送り速度計算機
RPM、切りくず荷重、刃数からフライス送り速度を計算。
はじめに
送り速度計算機は、フライス加工やドリル加工における工具の直線移動速度(IPM または mm/min)を正確に決定するための必須ユーティリティです。切りくず荷重(IPT、mm/tooth)とは各切削刃が1回転で除去する切りくず厚みであり、小さすぎると摩擦熱による加工硬化やインサートのフランク摩耗が生じ、大きすぎると切削力急増によるエンドミル折損やスピンドルストールを招きます。本ツールは OSG・YG-1・三菱マテリアルなど日本の工具メーカーの推奨切りくず荷重データに基づき、最適な生産性と工具寿命を同時に満たす「スイートスポット」を見つけます。
仕組み
計算は IPM = RPM × 切りくず荷重(IPT) × 刃数 の公式に基づきます。メートル単位では Vf(mm/min) = n(RPM) × fz(mm/tooth) × z と同一です。切削速度計算機で算出したスピンドル RPM、工具メーカーカタログの推奨切りくず荷重、エンドミルの有効刃数(2/3/4/6/8枚刃)を入力すると、テーブル送り速度を即時算出します。チップシニング(chip thinning)補正やトロコイダル加工の等価切りくず荷重換算にも対応しており、HSM(高速加工)環境でも安全な加工パラメータを素早く検証できます。
使用シナリオ
- SKD11 パンチ加工で4枚刃超硬エンドミル使用時、AlTiN コーティング保護のため切りくずが十分な切削熱を排出できる適正 IPM を算出する場合。

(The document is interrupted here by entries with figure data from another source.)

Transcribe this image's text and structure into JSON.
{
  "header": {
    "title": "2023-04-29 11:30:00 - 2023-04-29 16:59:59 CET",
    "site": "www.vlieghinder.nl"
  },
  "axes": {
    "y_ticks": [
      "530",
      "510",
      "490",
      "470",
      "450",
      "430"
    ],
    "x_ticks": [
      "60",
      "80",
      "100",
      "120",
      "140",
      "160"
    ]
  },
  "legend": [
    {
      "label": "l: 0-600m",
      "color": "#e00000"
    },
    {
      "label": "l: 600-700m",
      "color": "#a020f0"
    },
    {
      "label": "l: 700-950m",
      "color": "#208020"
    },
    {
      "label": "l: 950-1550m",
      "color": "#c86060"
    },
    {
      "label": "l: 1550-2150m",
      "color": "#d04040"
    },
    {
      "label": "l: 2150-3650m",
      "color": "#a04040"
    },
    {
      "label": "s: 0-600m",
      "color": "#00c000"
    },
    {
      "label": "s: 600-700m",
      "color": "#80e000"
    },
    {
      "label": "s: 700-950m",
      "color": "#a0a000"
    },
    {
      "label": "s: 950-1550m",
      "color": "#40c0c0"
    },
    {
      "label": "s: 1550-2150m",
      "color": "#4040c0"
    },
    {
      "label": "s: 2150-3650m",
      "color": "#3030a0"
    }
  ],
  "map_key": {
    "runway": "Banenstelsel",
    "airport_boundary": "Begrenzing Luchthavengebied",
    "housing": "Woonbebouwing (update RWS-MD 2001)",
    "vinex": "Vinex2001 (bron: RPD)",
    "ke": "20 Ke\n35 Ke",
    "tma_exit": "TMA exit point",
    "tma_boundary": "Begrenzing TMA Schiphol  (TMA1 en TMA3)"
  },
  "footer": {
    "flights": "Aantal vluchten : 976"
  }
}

- 高送り(High-Feed)フェースミルで浅い切込み深さ(Ap 0.5mm)を補うために積極的な fz を適用してサイクルタイムを短縮する場合。
- 黄銅精密部品のマイクロドリル加工(Ø0.5)で工具たわみと折損を防ぐために一定の切りくず荷重を維持する必要がある場合。
よくある質問
切りくず荷重はなぜ重要ですか?
切りくず荷重は切りくずの厚さを決定します。薄すぎると工具が切削せず摩擦し過剰な熱が発生し、厚すぎると切削抵抗が急増して工具が破損する恐れがあります。
IPM と mm/min のどちらを使用すべきですか?
使用中の CNC コントローラの設定によります。最新のコントローラはほとんど両方に対応していますが、CAD/CAM ソフトウェアおよび機械設定と一致する単位系を使用して変換ミスを防いでください。